The Washington State Cougars will see a miserable regular season come to a close when they host the UCLA Bruins on Saturday night (8 p.m. PT, Fox Sports 1).
Before the game, WSU will have its Senior Night festivities--which was no doubt the motivation behind the football-player slam dunk contest that precedes the ceremony. Charleston White, Marcellus Pippins, Tana Pritchard, Dylan Hanser, Drew Loftus and Vince Mayle are expected to show off their dunking skills before D.J. Shelton and Will DiIorio are honored.
DiIorio has had a rough senior season by any measure. His playing time has often been a point of contention for fans with WSU head coach Ken Bone, because DiIorio doesn't appear to fit into any position. He has center skills in a guard's body and that causes problems on both ends of the floor.
But DiIorio has still seen his fair share of minutes at WSU, including logging a career high 38 percent of possible minutes as a junior. That was certainly his best season as a Coug with an offensive rating was 113.8.
Two positive things stand out when thinking of DiIorio: First, early on in his freshman season (it may have been his first game), he caught the ball on the wing, blew by his man and flushed it with two hands. How often do you see a walk-on on flush it like that with authority?
Second is perhaps DiIorio's best game as a Coug, which came in one of the most satisfying wins of the Bone era. On this very same weekend last year, DiIorio logged 36 minutes, eight points and seven rebounds in an upset win over UCLA--the first over the Bruins in Pullman in 20 years.
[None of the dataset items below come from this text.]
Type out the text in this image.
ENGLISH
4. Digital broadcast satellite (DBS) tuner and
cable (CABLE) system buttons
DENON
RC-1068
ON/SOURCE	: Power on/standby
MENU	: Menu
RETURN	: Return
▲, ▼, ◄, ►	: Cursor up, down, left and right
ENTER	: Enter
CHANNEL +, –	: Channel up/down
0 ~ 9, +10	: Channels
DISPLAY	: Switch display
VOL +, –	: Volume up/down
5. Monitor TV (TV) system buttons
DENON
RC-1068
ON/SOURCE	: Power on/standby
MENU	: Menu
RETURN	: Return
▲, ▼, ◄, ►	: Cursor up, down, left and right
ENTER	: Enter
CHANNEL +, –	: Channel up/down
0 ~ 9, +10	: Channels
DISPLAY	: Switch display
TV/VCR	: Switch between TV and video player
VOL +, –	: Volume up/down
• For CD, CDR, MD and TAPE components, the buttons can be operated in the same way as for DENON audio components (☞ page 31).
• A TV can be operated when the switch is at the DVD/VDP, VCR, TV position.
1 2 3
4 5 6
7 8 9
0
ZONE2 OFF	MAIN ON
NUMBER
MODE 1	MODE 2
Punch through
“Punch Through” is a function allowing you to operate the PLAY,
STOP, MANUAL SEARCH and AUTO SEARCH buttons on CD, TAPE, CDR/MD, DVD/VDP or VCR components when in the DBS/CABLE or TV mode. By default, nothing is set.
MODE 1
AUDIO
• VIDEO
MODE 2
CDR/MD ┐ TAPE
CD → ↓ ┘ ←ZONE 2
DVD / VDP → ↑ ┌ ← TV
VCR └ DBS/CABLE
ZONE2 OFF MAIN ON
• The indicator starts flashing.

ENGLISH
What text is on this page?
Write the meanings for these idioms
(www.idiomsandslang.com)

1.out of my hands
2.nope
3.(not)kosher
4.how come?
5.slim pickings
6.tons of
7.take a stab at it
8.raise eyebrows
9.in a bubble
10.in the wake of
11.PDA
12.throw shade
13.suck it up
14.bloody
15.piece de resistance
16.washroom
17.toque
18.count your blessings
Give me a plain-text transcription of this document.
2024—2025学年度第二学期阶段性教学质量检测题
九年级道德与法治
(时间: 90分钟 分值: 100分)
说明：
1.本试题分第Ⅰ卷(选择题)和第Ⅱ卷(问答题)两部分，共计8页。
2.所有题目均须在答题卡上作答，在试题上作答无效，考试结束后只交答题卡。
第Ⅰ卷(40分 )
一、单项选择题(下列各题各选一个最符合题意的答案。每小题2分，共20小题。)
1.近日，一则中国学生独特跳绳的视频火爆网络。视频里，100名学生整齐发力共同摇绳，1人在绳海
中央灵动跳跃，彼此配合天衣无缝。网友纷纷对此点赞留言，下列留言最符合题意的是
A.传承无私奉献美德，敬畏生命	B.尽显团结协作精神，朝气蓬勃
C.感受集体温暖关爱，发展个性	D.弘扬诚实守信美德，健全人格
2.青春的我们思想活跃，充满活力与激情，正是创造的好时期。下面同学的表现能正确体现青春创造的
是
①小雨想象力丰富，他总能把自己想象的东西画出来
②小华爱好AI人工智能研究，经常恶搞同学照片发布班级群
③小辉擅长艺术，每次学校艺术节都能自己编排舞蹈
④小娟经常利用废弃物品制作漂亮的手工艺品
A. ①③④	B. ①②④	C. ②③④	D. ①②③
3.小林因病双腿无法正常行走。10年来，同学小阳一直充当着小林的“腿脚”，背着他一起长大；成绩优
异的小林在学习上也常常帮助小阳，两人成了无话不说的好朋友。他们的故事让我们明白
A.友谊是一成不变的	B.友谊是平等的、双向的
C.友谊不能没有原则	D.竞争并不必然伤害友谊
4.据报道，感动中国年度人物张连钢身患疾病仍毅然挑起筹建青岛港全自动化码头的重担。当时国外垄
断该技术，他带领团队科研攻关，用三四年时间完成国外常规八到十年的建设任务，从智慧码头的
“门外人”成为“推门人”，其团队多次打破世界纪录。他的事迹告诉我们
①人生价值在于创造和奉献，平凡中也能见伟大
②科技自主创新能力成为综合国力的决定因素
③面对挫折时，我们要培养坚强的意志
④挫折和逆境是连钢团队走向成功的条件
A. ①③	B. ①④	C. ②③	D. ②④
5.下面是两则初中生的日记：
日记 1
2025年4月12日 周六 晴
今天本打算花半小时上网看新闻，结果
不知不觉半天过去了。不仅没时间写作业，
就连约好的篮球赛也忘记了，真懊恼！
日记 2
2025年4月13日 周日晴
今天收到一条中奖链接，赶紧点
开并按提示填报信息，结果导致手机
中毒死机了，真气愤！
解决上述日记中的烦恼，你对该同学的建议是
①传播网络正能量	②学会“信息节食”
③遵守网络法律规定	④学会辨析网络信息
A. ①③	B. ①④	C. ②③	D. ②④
Shelton had his own memorable moment in his first season as a Coug. The stakes were higher--depending on how you feel about the CBI--but Shelton came through with a game-saving block in a 67-66 win over Pittsburgh in Pullman. It's rare for a team of that stature to visit WSU, and Shelton ensured the Cougars would escape with a win.
And we can't write about Shelton without talking about the absolute monster he has become on the defensive glass. Surprisingly, Shelton wasn't much of a rebounder his first season with WSU--pulling down just 14 percent of opponent misses while he was on the floor.
There was marked improvement in Shelton's junior year, when he grabbed almost 22 percent of defensive rebound opportunities, but things have taken a turn for the ridiculous in his senior campaign.
Just three players in the country have grabbed defensive rebounds at a better rate than Shelton this season. He has nabbed an absurd 30.9 percent of possible rebounds on the defensive glass. For reference, WSU's opponents have rebounded 29 percent of their own misses--so it's been a better bet to say Shelton will grab the opposing teams miss than the five players on that opposing team. That's pretty dang awesome.
Of course, that dominance on the defensive glass only feeds into the belief that Shelton has been misused on the offensive end. In the last two years, he's been almost as likely to shoot a three than a two.
Frustrated Coug fans will likely only have two more games to watch Shelton hoist 3s, but they also have just two more games to appreciate the expert way at which Shelton attacks the defensive glass. Tonight will be last time Shelton does that on Friel Court, and it's a safe bet that he'll pull down plenty of boards in his Pullman finale.